Distúrbio genético raro identificado em apenas 3 pessoas no mundo

Condição causa neurodegeneração grave em bebês.

A aluna de doutorado da UniSA, Alicia Byrne, fez a descoberta inicial significativa em seu laboratório. Crédito: Universidade da Austrália Meridional.

Por Candy Gibson
Publicado na EurekAlert

Uma equipe de pesquisadores da Austrália Meridional descobriu uma variante rara de um distúrbio que causa neurodegeneração grave em bebês.

A condição faz com que uma criança saudável normal comece a perder o tônus ​​muscular e as habilidades motoras, o que levará a perda da capacidade de andar e utilizar a linguagem. As crianças passam a experimentar encefalopatia epiléptica e ciclos de perturbações gástricas graves, incluindo vômitos.

A condição tem início entre 12 e 14 meses.

Utilizando uma abordagem genômica, em que a sequência de DNA inteira de um paciente é examinada, a aluna de doutorado da Universidade da Austrália Meridional, Alicia Byrne, fez a descoberta significativa, identificada em apenas três bebês em todo o mundo, dois deles em uma família da Austrália Meridional.

“Quando começamos a trabalhar com essa família local, o distúrbio que as crianças apresentavam nunca havia sido descrito, mas desde que nossa pesquisa começou, mais um caso foi identificado”, diz Byrne.
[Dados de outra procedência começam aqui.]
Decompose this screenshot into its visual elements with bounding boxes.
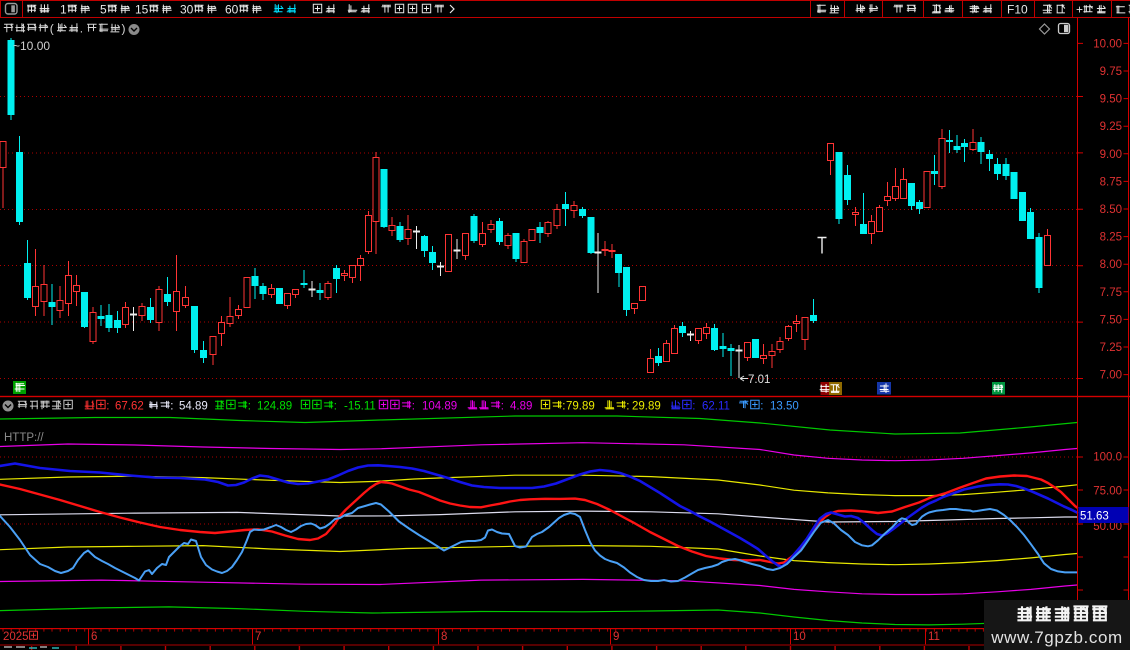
svg-text:): ) <box>122 21 126 35</box>
svg-text:75.00: 75.00 <box>1093 485 1122 497</box>
svg-text:8.00: 8.00 <box>1100 259 1122 271</box>
svg-text::: : <box>760 401 763 413</box>
svg-text:9.25: 9.25 <box>1100 121 1122 133</box>
svg-text:www.7gpzb.com: www.7gpzb.com <box>990 628 1123 647</box>
svg-text:6: 6 <box>91 631 97 643</box>
svg-text:7: 7 <box>255 631 261 643</box>
svg-text:10: 10 <box>793 631 806 643</box>
svg-text:(: ( <box>50 21 54 35</box>
svg-text::: : <box>501 401 504 413</box>
svg-text:79.89: 79.89 <box>566 401 595 413</box>
svg-text:29.89: 29.89 <box>632 401 661 413</box>
svg-text:15: 15 <box>135 2 149 16</box>
svg-text:100.0: 100.0 <box>1093 452 1122 464</box>
svg-text:67.62: 67.62 <box>115 401 144 413</box>
svg-text::: : <box>412 401 415 413</box>
svg-text:60: 60 <box>225 2 239 16</box>
svg-text::: : <box>334 401 337 413</box>
svg-text::: : <box>626 401 629 413</box>
svg-text:7.00: 7.00 <box>1100 370 1122 382</box>
svg-text:5: 5 <box>100 2 107 16</box>
svg-text:HTTP://: HTTP:// <box>4 432 44 444</box>
svg-text:2025: 2025 <box>3 631 29 643</box>
svg-text::: : <box>692 401 695 413</box>
svg-text:62.11: 62.11 <box>702 401 730 413</box>
svg-text:7.75: 7.75 <box>1100 287 1122 299</box>
svg-text:4.89: 4.89 <box>510 401 532 413</box>
svg-text:7.50: 7.50 <box>1100 314 1122 326</box>
svg-text:104.89: 104.89 <box>422 401 457 413</box>
svg-text:11: 11 <box>928 631 940 643</box>
svg-text:1: 1 <box>60 2 67 16</box>
svg-text:124.89: 124.89 <box>257 401 292 413</box>
svg-text:9.75: 9.75 <box>1100 66 1122 78</box>
svg-text::: : <box>106 401 109 413</box>
svg-text:10.00: 10.00 <box>1093 38 1122 50</box>
svg-text::: : <box>170 401 173 413</box>
svg-text:51.63: 51.63 <box>1080 511 1109 523</box>
svg-text:54.89: 54.89 <box>179 401 208 413</box>
svg-text:-15.11: -15.11 <box>344 401 376 413</box>
svg-text:9.50: 9.50 <box>1100 94 1122 106</box>
svg-text:+: + <box>1076 2 1083 16</box>
svg-text::: : <box>248 401 251 413</box>
svg-text:8.25: 8.25 <box>1100 232 1122 244</box>
svg-text:F10: F10 <box>1007 2 1028 16</box>
svg-text:8.75: 8.75 <box>1100 176 1122 188</box>
svg-text:8.50: 8.50 <box>1100 204 1122 216</box>
svg-text:9: 9 <box>613 631 619 643</box>
svg-text:13.50: 13.50 <box>770 401 799 413</box>
svg-text:8: 8 <box>441 631 447 643</box>
svg-text:7.01: 7.01 <box>748 374 770 386</box>
svg-text:30: 30 <box>180 2 194 16</box>
svg-text:7.25: 7.25 <box>1100 342 1122 354</box>
svg-text:.: . <box>80 21 83 35</box>
svg-text:~10.00: ~10.00 <box>13 39 50 53</box>
svg-text:9.00: 9.00 <box>1100 149 1122 161</box>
“Descobrimos que as crianças carregavam alterações genéticas, o que significa que elas eram incapazes de absorver vitaminas vitais do grupo B, essenciais para o desenvolvimento e a função normais do sistema nervoso”.

Enquanto a família de Adelaide, Austrália Meridional, perdeu tragicamente um filho para esse distúrbio, com a causa agora identificada, o neurologista pediátrico da família no Hospital da Mulher e da Criança em Adelaide, o Dr. Nicholas Smith, e seus colegas conseguiram criar uma terapia direcionada para superar o problema.

Smith, professor de medicina pediátrica da Universidade de Adelaide, diz que o tratamento fez uma enorme diferença.

“Para o segundo filho da família, injeções semanais de vitaminas do grupo B nas quais ele é deficiente foram capazes de interromper e até reverter alguns dos impactos dessa doença devastadora”, diz Smith.

O supervisor de doutorado de Byrne, professor adjunto da UniSA no Centro de Biologia do Câncer, Hamish Scott, diz que, ironicamente, as doenças raras são, na verdade, uma área ampla e significativa da pesquisa genômica.

“Embora uma doença genética rara possa afetar apenas um punhado de pessoas, o que estamos entendendo rapidamente em nosso trabalho sobre o genoma humano é que existem inúmeras doenças raras diferentes”, diz ele.

“A pesquisa genômica abre um caminho importante na identificação e, com fortes parcerias como as que temos aqui na Austrália Meridional entre universidades, governo e hospitais, no desenvolvimento de medicina de precisão personalizada para tratar doenças raras”.

“Além disso, o trabalho que fazemos para entender os genes e como eles fazem o corpo funcionar, enriquece constantemente a biologia humana e fornece um entendimento mais profundo da saúde humana que tem relevância em toda a população”.

“Nosso objetivo é desenvolver testes genômicos para que as crianças possam ser diagnosticadas antes ou depois do nascimento e os tratamentos possam ser entregues o mais cedo possível”.